Genre: Melodic Thrash Metal / Metalcore

Release: 17.06.2011

Label: Thunderblast Records

Link: http://www.sorehead.at

Klingt wie: Across The Sun & Caliban

Band Mitglieder:

Gesang – Pascal Greiner
Schlagzeug – Andreas Peter
Bassgitarre – Sebastian Längle
Gitarre – Michael Geuze
Gitarre – Daniel Keckeis

Tracklist:

  1. Her Own Shadow
  2. Black Letters
  3. Bloodhound[/]
  4. The Cage
  5. Beyond This World
  6. Forlorn Mind
  7. VII
  8. Living Conditions
  9. Our Darkest Valley

Nach ein paar Minuten Nachdenken, was das Wort „sorehead“ bedeuten könnte, entschied ich mich, mein Onlinewörterbuch nach Rat zu fragen. „He is a sorehead“ bedeutet also so viel wie „Er ist eine beleidigte Leberwurst!“.
Okay, was das jetzt mit der Band zu tun haben soll, werde ich ja evtl. während des Reviews verstehen. Sorehead kommen aus einem Städtchen mit 33.146 Einwohnern (Stand vom 30.06.2011), das auf den Namen Feldkirch hört. Wer noch nichts von dieser Band gehört hat, muss sich nicht vor Scham in der Ecke verstecken, denn die fünf Österreicher bringen mit Infect ihr Debütalbum auf den Markt.

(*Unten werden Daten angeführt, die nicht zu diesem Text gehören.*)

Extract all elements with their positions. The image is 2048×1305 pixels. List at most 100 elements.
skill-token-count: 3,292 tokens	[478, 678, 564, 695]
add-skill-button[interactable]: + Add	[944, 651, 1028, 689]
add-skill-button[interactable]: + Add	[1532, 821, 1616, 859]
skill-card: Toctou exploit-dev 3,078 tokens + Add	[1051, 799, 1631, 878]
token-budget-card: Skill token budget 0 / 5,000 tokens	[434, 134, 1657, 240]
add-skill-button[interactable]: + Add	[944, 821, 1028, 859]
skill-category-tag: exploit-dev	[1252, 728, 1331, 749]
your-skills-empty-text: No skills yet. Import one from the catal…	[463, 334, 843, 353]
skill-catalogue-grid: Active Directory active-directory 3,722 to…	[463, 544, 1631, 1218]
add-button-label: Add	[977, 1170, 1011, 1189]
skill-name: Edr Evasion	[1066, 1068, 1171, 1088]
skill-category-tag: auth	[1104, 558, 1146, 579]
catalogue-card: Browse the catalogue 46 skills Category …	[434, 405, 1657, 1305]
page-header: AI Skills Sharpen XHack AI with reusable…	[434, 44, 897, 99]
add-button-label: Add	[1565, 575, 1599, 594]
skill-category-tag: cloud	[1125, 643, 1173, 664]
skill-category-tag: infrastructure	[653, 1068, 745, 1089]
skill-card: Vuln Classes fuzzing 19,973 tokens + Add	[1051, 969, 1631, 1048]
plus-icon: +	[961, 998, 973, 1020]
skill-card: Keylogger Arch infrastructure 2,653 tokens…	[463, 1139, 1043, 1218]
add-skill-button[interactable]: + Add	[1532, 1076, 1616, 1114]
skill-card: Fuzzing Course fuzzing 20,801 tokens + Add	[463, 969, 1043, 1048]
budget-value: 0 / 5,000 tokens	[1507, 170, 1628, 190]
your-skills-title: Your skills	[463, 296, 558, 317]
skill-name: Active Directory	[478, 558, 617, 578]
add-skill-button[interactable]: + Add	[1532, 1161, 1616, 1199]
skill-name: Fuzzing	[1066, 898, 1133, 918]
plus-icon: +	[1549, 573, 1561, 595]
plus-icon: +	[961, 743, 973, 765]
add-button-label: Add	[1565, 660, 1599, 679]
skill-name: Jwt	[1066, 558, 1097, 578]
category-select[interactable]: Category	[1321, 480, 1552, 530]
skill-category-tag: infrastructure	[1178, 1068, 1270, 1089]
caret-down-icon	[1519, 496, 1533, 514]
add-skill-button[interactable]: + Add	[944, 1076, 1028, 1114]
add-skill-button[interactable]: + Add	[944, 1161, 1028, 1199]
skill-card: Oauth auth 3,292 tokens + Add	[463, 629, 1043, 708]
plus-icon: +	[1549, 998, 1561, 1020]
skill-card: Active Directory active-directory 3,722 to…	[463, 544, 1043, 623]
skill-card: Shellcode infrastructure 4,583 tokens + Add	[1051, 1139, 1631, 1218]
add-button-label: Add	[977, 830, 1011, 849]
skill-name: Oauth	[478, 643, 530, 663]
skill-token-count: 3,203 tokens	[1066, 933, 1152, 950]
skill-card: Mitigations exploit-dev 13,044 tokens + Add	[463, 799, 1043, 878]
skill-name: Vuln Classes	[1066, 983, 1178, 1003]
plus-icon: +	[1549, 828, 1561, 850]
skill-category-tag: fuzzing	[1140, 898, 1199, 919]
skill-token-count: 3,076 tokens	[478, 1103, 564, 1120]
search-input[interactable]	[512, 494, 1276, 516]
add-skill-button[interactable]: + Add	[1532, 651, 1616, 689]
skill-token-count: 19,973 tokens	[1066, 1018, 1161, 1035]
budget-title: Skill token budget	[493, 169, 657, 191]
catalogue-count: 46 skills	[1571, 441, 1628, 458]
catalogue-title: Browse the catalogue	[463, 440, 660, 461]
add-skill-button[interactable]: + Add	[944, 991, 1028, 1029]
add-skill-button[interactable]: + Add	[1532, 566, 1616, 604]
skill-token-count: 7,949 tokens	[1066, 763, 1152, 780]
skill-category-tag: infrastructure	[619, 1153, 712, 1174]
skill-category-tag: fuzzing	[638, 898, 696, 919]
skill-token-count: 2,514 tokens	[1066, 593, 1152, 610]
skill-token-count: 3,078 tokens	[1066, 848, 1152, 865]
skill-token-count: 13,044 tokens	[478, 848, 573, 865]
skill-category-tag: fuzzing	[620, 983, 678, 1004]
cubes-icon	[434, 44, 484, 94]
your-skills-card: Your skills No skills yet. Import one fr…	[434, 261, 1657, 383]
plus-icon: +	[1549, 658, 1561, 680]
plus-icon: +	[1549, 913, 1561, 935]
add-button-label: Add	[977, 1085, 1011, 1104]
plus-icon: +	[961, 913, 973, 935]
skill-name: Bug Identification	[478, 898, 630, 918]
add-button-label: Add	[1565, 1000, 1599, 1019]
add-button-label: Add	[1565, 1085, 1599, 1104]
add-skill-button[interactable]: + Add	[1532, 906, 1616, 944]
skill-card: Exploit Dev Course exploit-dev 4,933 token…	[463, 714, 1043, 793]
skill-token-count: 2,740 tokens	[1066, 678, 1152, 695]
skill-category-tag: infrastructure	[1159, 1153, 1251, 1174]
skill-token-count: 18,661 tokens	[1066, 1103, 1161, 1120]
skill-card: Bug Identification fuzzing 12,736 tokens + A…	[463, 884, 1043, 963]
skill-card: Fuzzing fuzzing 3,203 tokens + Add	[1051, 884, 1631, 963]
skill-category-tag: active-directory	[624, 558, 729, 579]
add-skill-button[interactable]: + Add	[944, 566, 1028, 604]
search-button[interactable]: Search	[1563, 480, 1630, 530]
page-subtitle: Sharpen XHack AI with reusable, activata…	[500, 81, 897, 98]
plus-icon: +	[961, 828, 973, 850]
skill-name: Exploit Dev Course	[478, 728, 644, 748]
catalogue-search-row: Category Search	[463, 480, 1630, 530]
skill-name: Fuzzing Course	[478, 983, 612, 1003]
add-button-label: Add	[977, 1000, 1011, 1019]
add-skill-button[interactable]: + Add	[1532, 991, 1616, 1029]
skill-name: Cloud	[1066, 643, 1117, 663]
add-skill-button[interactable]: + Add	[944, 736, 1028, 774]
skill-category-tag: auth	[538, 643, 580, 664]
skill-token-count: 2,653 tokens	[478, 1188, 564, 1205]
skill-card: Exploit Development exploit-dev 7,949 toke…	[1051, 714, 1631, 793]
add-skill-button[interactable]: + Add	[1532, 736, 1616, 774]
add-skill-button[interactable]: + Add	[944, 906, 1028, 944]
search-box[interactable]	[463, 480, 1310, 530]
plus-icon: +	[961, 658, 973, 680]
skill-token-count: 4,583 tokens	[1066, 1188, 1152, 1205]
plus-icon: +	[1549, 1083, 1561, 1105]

Das CD-Cover ist ähnlich „verstörend“ wie der Name der Band. Also ich kann mir bei Weitem nichts darunter vorstellen. Ist das, was ich da auf dem Booklet sehe, ein Elefantenfuß, ein Baumstumpf, eine Mauer, einer Ruine oder vielleicht doch nur eine sehr komische Aufnahme aus dem Werkunterrichtsraum der Schule, in der ich die Schulbank gedrückt habe? Das einzige, was ich ohne Zweifel identifizieren kann, ist einmal der Bandname, der in einer serifenlosen Schrift mittig auf der rechten Seite des Covers prangert und darunter der Albumname in gleicher auf „alt gemachter“ Schrift.
Auch, wenn ich damit nichts anfangen kann, finde ich, dass das alles optisch gut ausschaut. Hmm, ich nenne das Cover einfach: „harmonische Disharmonie“. 🙂

Aber wen interessiert (außer uns) schon das Cover, wenn er/sie doch eine ehrliche Meinung über den Datenträger hören möchte?

Mit Her Own Shadow startet Infect direkt sehr Metalcore-typisch: ein Beatdown jagt den nächsten. Alles bleibt sehr rhythmisch und wechselt nur ab und an mal in einen kurzen melodischen Part. Da dachte ich mir gerade noch, alles bleibt rhythmisch, da mischen die fünf Österreicher doch noch eine Melodie unter die Riffs. Pascal Greiner singt ausschließlich in einer Mischung aus Growl und Shout, ohne dabei unverständlich zu klingen.

Im zweiten Lied der Platte kommen (ab etwa 5:05 Minuten) klar gesungene Parts dazu, die zum Teil eher gesprochen als gesungen wirken. Klingt jetzt nicht überragend, aber in der Kombination mit dem Riff bildet dies die Abwechslung, die das Stück braucht, um nicht so zu klingen wie das Erste.

The Cage startet mit galoppierenden Schlagzeugklängen und bringt nach hartem Start und Mittelteil einen sehr gut abgepassten ruhigen Part in das Album. In der Bridge werden die Noten nur angespielt und dann ausklingen gelassen. Das Ende hingegen hätte auch weggelassen werden können, da es eher so wirkt, als musste da jetzt unbedingt noch etwas folgen, obwohl das Lied schon zu Ende ist.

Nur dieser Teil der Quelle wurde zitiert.